We’ve known from Madeleine that Mitchell has at the very least a crush on her.  It doesn’t add much to get inside Mitchell’s head to learn about it.  TMI.  (Too Much Information).  I don’t think I care about Mitchell’s flirtation with religiosity (although I did get a chuckle from his encounter with Little-Miss-Let-Jesus-Into-Your-Heart, having just worked such an encounter into my “Talking with God” story).

I don’t mind the author displaying his erudition and his interest in the Victorian novel, postmodern criticism (whatever that is), and the new feminism.  Those seem to be part of the self-referential context of the story.  (Did I really write that?)  The religiosity stuff just feels forced.

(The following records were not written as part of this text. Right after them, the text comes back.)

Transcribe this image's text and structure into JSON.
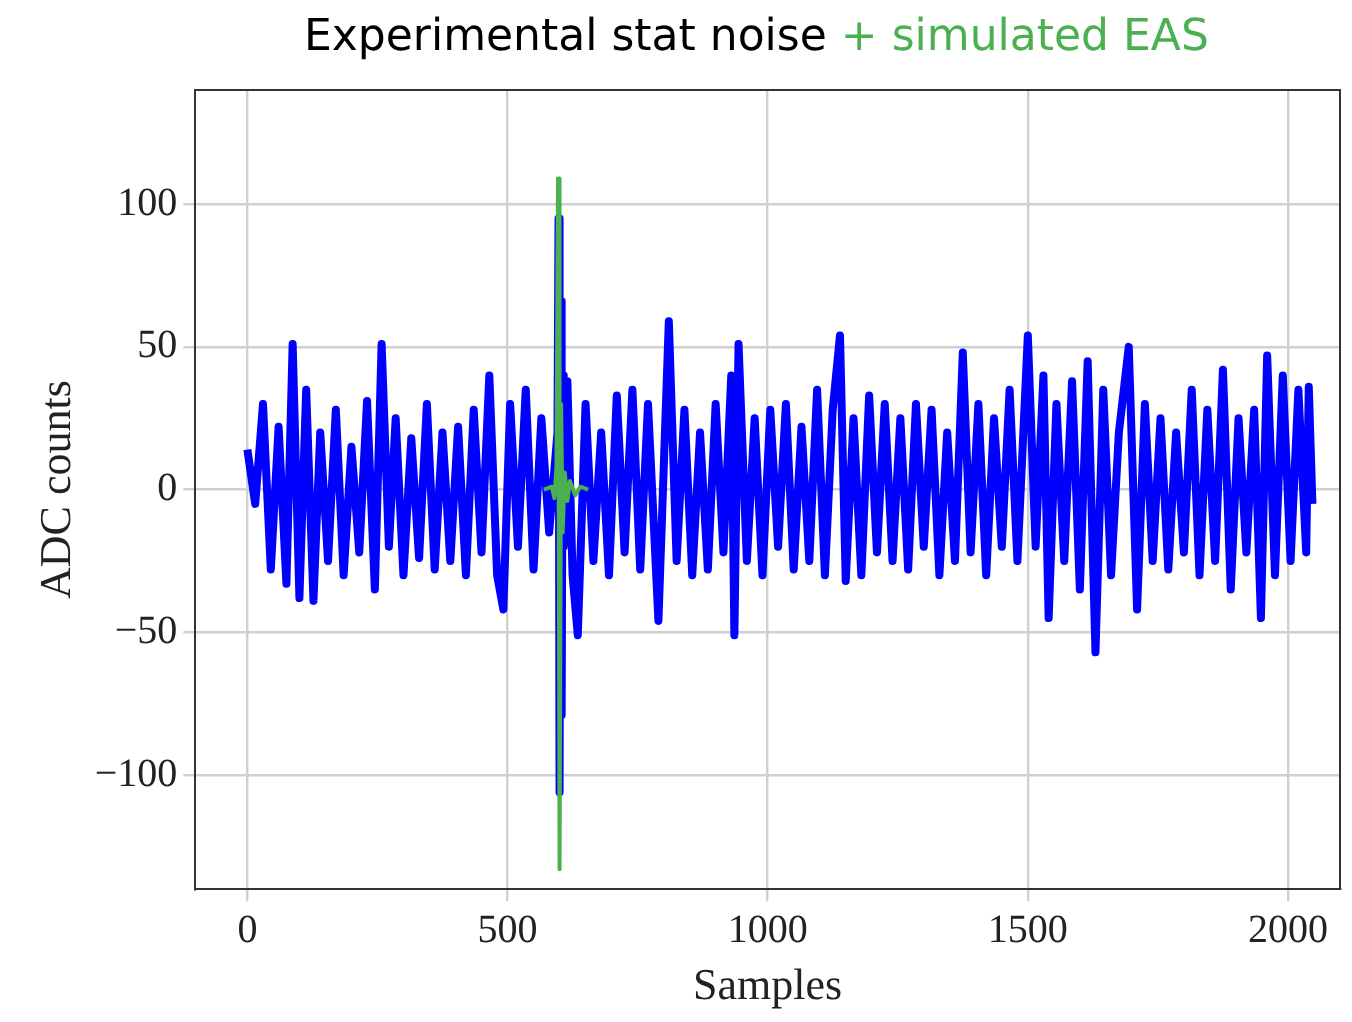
{
  "chart_data": {
    "type": "line",
    "title": "Experimental stat noise",
    "subtitle": "+ simulated EAS",
    "xlabel": "Samples",
    "ylabel": "ADC counts",
    "xlim": [
      -100,
      2100
    ],
    "xticks": [
      0,
      500,
      1000,
      1500,
      2000
    ],
    "ylim": [
      -140,
      140
    ],
    "yticks": [
      -100,
      -50,
      0,
      50,
      100
    ],
    "grid": true,
    "legend": false,
    "marker": "none",
    "line_style": "solid",
    "series": [
      {
        "color": "#0000ff",
        "x": [
          0,
          15,
          30,
          45,
          60,
          75,
          87,
          100,
          113,
          127,
          140,
          155,
          170,
          185,
          200,
          215,
          230,
          245,
          258,
          272,
          285,
          300,
          315,
          330,
          345,
          360,
          375,
          390,
          405,
          420,
          435,
          450,
          465,
          480,
          492,
          505,
          520,
          535,
          550,
          565,
          580,
          596,
          598,
          600,
          602,
          604,
          606,
          608,
          615,
          625,
          635,
          650,
          665,
          680,
          695,
          710,
          725,
          740,
          755,
          770,
          790,
          810,
          825,
          840,
          855,
          870,
          885,
          900,
          915,
          930,
          936,
          944,
          960,
          975,
          990,
          1005,
          1020,
          1035,
          1050,
          1065,
          1080,
          1095,
          1110,
          1125,
          1139,
          1150,
          1165,
          1180,
          1195,
          1210,
          1225,
          1240,
          1255,
          1270,
          1285,
          1300,
          1315,
          1330,
          1345,
          1360,
          1375,
          1390,
          1405,
          1420,
          1435,
          1450,
          1465,
          1480,
          1500,
          1515,
          1530,
          1540,
          1555,
          1570,
          1585,
          1600,
          1615,
          1630,
          1645,
          1660,
          1675,
          1694,
          1710,
          1725,
          1740,
          1755,
          1770,
          1785,
          1800,
          1815,
          1830,
          1845,
          1860,
          1875,
          1890,
          1905,
          1920,
          1935,
          1948,
          1960,
          1975,
          1990,
          2005,
          2020,
          2035,
          2040,
          2047
        ],
        "values": [
          14,
          -5,
          30,
          -28,
          22,
          -33,
          51,
          -38,
          35,
          -39,
          20,
          -25,
          28,
          -30,
          15,
          -22,
          31,
          -35,
          51,
          -20,
          25,
          -30,
          18,
          -24,
          30,
          -28,
          20,
          -25,
          22,
          -30,
          28,
          -22,
          40,
          -30,
          -42,
          30,
          -20,
          35,
          -28,
          25,
          -15,
          20,
          95,
          -106,
          66,
          -79,
          40,
          -20,
          38,
          -30,
          -51,
          30,
          -25,
          20,
          -30,
          33,
          -22,
          35,
          -28,
          30,
          -46,
          59,
          -25,
          28,
          -30,
          20,
          -28,
          30,
          -22,
          40,
          -51,
          51,
          -25,
          25,
          -30,
          28,
          -20,
          30,
          -28,
          22,
          -25,
          35,
          -30,
          28,
          54,
          -32,
          25,
          -30,
          33,
          -22,
          30,
          -25,
          25,
          -28,
          30,
          -20,
          28,
          -30,
          20,
          -25,
          48,
          -22,
          30,
          -30,
          25,
          -20,
          35,
          -25,
          54,
          -20,
          40,
          -45,
          30,
          -25,
          38,
          -35,
          45,
          -57,
          35,
          -30,
          20,
          50,
          -42,
          30,
          -25,
          25,
          -28,
          20,
          -22,
          35,
          -30,
          28,
          -25,
          42,
          -35,
          25,
          -22,
          28,
          -45,
          47,
          -30,
          40,
          -25,
          35,
          -22,
          36,
          -5
        ]
      },
      {
        "color": "#4caf50",
        "x": [
          570,
          585,
          590,
          594,
          597,
          600,
          603,
          606,
          610,
          615,
          620,
          630,
          640,
          655
        ],
        "values": [
          0,
          1,
          -3,
          8,
          109,
          -133,
          30,
          -15,
          6,
          -4,
          3,
          -2,
          1,
          0
        ]
      }
    ]
  }
}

This all brings me back to the Victorian novel and the marriage plot (and its subsequent elaborations and variations).  What makes the great Victorian novels great, say I, is that we care about what happens, not just to the protagonist, but to those around him or her.  What happens is interesting.  It’s not sufficient to slather the reader with facts (even when the facts are obtained by an omniscient third person narrator) about a character just because they are facts about that character.

It’s what my friend Peter calls the tooth-brushing problem: just because the character brushes his or her teeth doesn’t make the event worthy of inclusion in the text, much less capable of moving the story along in a compelling way.